Repo
Ein Repo ist der zentrale Speicherort eines Softwareprojekts: Es enthält alle Dateien und zusätzlich die vollständige Geschichte jeder Änderung. Damit können viele Menschen gleichzeitig an derselben Software arbeiten, ohne sich die Arbeit zu zerstören.
Software besteht am Ende aus Textdateien. Diese Dateien liegen nicht einfach in einem Ordner auf einem Laptop, sondern in einem Repo. Die Kurzform steht für Repository, also Aufbewahrungsort. Ein Repo enthält alle Dateien eines Projekts und zusätzlich ein vollständiges Protokoll darüber, wer wann welche Zeile geändert hat. Man kann sich das wie einen Ordner mit eingebautem Gedächtnis vorstellen. Jede alte Version bleibt erhalten und lässt sich jederzeit wieder herstellen.
Warum Software ohne Repos nicht mehr entstehen würde
An einem größeren Programm arbeiten selten Einzelpersonen. Bei einem Betriebssystem oder einem KI-Framework sind es hunderte oder tausende Menschen, oft über viele Länder verteilt. Ohne gemeinsamen Speicherort würden sie sich permanent gegenseitig überschreiben. Das Repo ist die eine verbindliche Wahrheit darüber, wie der aktuelle Stand des Projekts aussieht.
Genauso wichtig ist die Rückwärtsrichtung. Wenn ein Update ein Programm kaputt macht, lässt sich im Protokoll nachsehen, welche Änderung dafür verantwortlich war. Man kann sie einzeln zurücknehmen, ohne alles andere zu verlieren. Diese Fähigkeit senkt das Risiko, überhaupt etwas Neues auszuprobieren.
Für die Öffentlichkeit haben Repos noch eine andere Bedeutung. Bei quelloffener Software, deren Code jeder einsehen darf, ist das Repo die Stelle, an der man tatsächlich nachprüfen kann, was ein Programm tut. Behauptungen einer Firma über ihre Software lassen sich dort gegen den echten Code halten.
Commits, Branches und der Weg zurück
Die Software, die Repos verwaltet, heißt in fast allen Fällen Git. Wer etwas geändert hat, fasst die Änderung zu einem Commit zusammen, also einem gespeicherten Zwischenstand mit kurzer Beschreibung. Diese Commits reihen sich zu einer Kette. Sie ist die Geschichte des Projekts und lässt sich Schritt für Schritt zurückverfolgen.

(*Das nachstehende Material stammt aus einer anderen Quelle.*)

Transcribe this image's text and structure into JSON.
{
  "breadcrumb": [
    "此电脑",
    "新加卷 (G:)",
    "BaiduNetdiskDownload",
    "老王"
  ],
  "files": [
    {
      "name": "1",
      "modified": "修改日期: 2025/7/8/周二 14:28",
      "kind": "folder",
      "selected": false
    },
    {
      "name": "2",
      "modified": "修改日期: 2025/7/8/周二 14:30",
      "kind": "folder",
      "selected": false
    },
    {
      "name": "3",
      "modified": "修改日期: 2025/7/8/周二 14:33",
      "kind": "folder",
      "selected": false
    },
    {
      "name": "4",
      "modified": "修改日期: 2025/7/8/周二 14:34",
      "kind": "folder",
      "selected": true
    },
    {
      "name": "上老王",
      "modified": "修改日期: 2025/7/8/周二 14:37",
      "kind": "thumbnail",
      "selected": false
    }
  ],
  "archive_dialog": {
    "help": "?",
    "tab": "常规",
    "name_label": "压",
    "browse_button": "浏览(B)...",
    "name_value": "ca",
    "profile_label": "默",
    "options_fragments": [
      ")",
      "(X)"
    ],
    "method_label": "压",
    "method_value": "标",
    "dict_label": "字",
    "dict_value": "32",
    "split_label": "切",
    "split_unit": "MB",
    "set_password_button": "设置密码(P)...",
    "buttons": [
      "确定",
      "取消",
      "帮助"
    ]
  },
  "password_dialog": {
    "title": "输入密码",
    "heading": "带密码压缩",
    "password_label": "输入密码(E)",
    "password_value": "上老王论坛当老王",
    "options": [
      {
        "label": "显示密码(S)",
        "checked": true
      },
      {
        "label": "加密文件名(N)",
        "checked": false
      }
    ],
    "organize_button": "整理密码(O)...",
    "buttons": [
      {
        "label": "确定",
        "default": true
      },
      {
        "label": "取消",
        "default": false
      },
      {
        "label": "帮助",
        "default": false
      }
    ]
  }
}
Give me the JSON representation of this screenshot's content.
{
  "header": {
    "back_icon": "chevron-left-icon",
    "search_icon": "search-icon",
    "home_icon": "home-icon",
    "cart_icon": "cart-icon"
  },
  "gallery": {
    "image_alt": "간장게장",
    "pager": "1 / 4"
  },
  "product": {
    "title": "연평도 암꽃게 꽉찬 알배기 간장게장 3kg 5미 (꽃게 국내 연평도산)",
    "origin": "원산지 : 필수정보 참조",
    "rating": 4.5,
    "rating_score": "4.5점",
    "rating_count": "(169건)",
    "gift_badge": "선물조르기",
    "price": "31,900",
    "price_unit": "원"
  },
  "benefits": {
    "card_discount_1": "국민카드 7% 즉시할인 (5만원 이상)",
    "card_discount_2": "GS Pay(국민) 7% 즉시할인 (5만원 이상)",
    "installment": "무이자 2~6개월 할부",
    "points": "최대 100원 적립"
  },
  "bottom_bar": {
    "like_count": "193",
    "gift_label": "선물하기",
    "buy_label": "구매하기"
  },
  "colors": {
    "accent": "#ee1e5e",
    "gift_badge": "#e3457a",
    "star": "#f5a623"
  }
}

Damit sich niemand in die Quere kommt, arbeitet man in Branches. Ein Branch ist eine Abzweigung: eine eigene Kopie des Projekts, in der man frei herumprobieren kann. Ist die neue Funktion fertig und getestet, wird der Branch mit dem Hauptstand zusammengeführt. Diesen Schritt nennt man Merge.
Ein Repo liegt dabei meist doppelt vor. Auf einem Server steht die gemeinsame Fassung, auf jedem beteiligten Rechner eine vollständige lokale Kopie inklusive Geschichte. Man holt sich neue Commits der anderen mit pull und schickt eigene mit push zurück. Ein Pull Request ist die höfliche Variante davon: Man schlägt eine Änderung vor, andere sehen sie durch und stimmen zu, bevor sie im Hauptstand landet.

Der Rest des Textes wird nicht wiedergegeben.